El hombre, que al parecer era su hermano, según pude constatar
cuando se dirigió al camarero y le dijo “para mi hermano como bebida será
suficiente con un vinito tinto de la casa”, permaneció callado todo el rato
mientras su hermana se despachaba a gusto, y solo entonces intentó balbucear
algo que fue de inmediato atajado por ella con un gesto que no dejaba lugar a
dudas, para continuar “y ni que decir tiene que el alma de la casa, junto al dormitorio,
en donde voy a instalarme una cama de 150 con dosel, será el salón. Quiero que
recuerde a los que he visto en algunas películas de Visconti o como se llame
ese señor italiano que tanto me gusta. Lo quiero muy recargado con cortinas
gruesas de cretona o terciopelo, y todos los muebles de maderas nobles talladas
con seres mitológicos. Y, desde luego, como toda iluminación, una araña enorme
colgando del techo. Ya basta de tanta miseria con las porquerías indignas de IKEA.
Y en las estanterías muchos libros de viejo encuadernados en cuero o repujados
con los títulos en letra gótica dorada. Las paredes desde luego enteladas con
motivos románticos o renacentistas. También con escenas campestres y de hípica.
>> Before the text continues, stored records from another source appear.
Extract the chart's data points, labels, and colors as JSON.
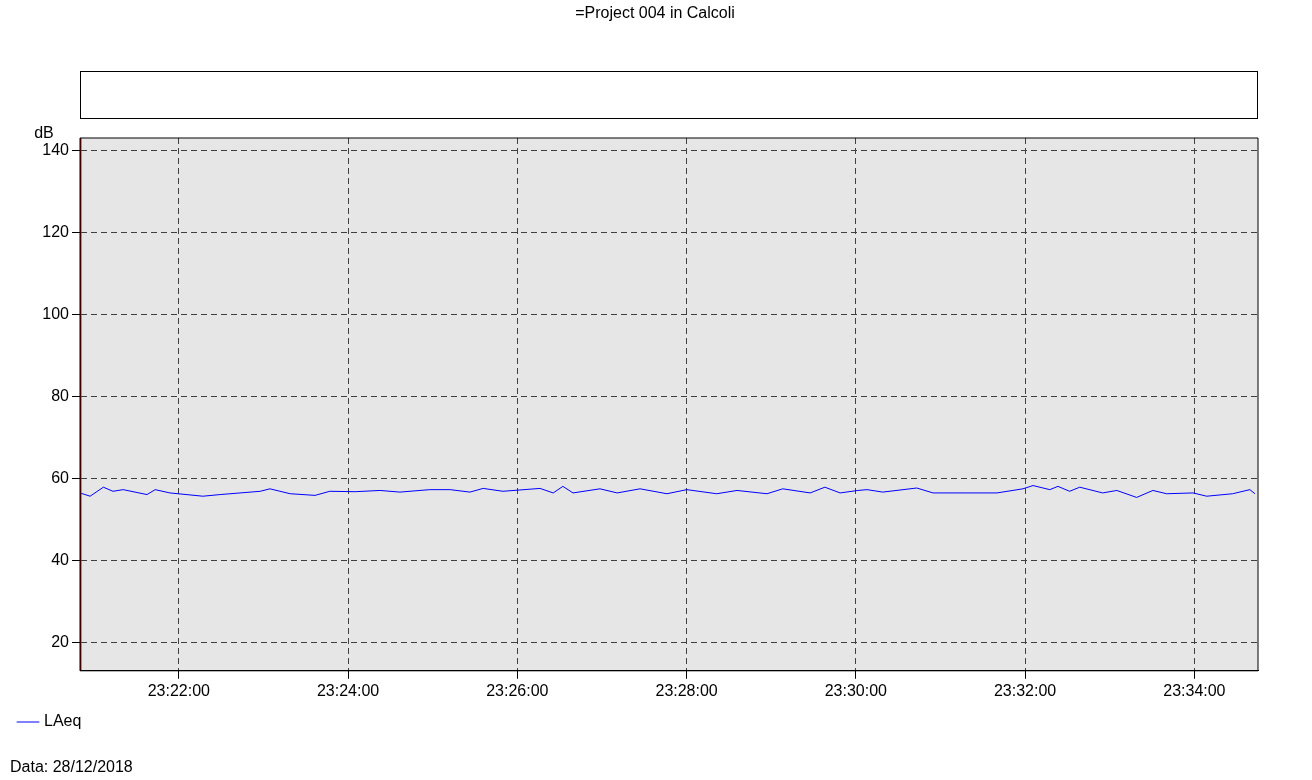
{
  "chart_data": {
    "type": "line",
    "title": "=Project 004 in Calcoli",
    "ylabel": "dB",
    "annotations": [
      "Data: 28/12/2018"
    ],
    "x": [
      23.3472,
      23.3492,
      23.3518,
      23.3537,
      23.3557,
      23.3604,
      23.362,
      23.3649,
      23.3714,
      23.3748,
      23.3827,
      23.3846,
      23.3886,
      23.3935,
      23.3964,
      23.4014,
      23.4063,
      23.4102,
      23.4161,
      23.4201,
      23.424,
      23.4266,
      23.4305,
      23.4378,
      23.4404,
      23.4423,
      23.4443,
      23.4496,
      23.453,
      23.4575,
      23.4628,
      23.4667,
      23.4726,
      23.4766,
      23.4825,
      23.4856,
      23.491,
      23.4939,
      23.4969,
      23.5004,
      23.5022,
      23.5053,
      23.512,
      23.5152,
      23.5219,
      23.5278,
      23.5329,
      23.5349,
      23.5382,
      23.5398,
      23.5421,
      23.5441,
      23.5486,
      23.5514,
      23.5553,
      23.5585,
      23.5612,
      23.5664,
      23.5691,
      23.5742,
      23.5776,
      23.5786
    ],
    "series": [
      {
        "name": "LAeq",
        "color": "#0000ff",
        "values": [
          56.4,
          55.6,
          57.8,
          56.8,
          57.2,
          56.0,
          57.2,
          56.4,
          55.6,
          56.0,
          56.8,
          57.4,
          56.2,
          55.8,
          56.8,
          56.7,
          57.0,
          56.6,
          57.2,
          57.2,
          56.6,
          57.5,
          56.8,
          57.5,
          56.4,
          58.0,
          56.4,
          57.4,
          56.4,
          57.4,
          56.2,
          57.2,
          56.2,
          57.0,
          56.2,
          57.4,
          56.4,
          57.8,
          56.4,
          57.0,
          57.2,
          56.6,
          57.6,
          56.4,
          56.4,
          56.4,
          57.4,
          58.2,
          57.2,
          58.0,
          56.8,
          57.8,
          56.4,
          57.0,
          55.3,
          57.0,
          56.2,
          56.4,
          55.6,
          56.2,
          57.2,
          56.2
        ]
      }
    ],
    "xlim": [
      23.3472,
      23.5792
    ],
    "xticks": [
      {
        "value": 23.36667,
        "label": "23:22:00"
      },
      {
        "value": 23.4,
        "label": "23:24:00"
      },
      {
        "value": 23.43333,
        "label": "23:26:00"
      },
      {
        "value": 23.46667,
        "label": "23:28:00"
      },
      {
        "value": 23.5,
        "label": "23:30:00"
      },
      {
        "value": 23.53333,
        "label": "23:32:00"
      },
      {
        "value": 23.56667,
        "label": "23:34:00"
      }
    ],
    "ylim": [
      13,
      143
    ],
    "yticks": [
      20,
      40,
      60,
      80,
      100,
      120,
      140
    ],
    "ref_lines": [
      {
        "axis": "x",
        "value": 23.3474,
        "color": "#ff0000"
      }
    ],
    "grid": true,
    "legend": "bottom left",
    "marker": "none",
    "line_style": "solid"
  }
}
Y, sin duda, algunas odaliscas, no es para nada mi estilo pero tengo ese
antojo. Se acabó la miseria para tu querida hermana, caballero. Nada de minimalismos:
hay que volver a nuestros orígenes aristocráticos y olvidar a la plebe.
Poco después, aprovechando un lapso mínimo que la señora se
permitió posiblemente para recuperar el resuello, su hermano (o lo que fuera)
desapareció con un motivo supongo que habitual, pero no volvió a aparecer. La
señora, sin embargo, no pareció darse por aludida y continuó su perorata
dirigiéndose al camarero o a mí mismo, pudiendo en esos momentos enterarnos que
en el recibidor de la entrada había decidido instalar un perchero de pared y
deshacerse del viejo y horrible de cuatro patas. “Ocupa el mismo lugar y son
más útiles.Y de espejos, nada de nada, que lo que menos espera una visita es
que para empezar se le haga ver el estado lamentable de su cara a esas alturas
de la vida. Sobre todo a su edad, imagine que todas mis amistades tienen mi
edad o la del memo de mi hermano. O mayores. Sería una crueldad”.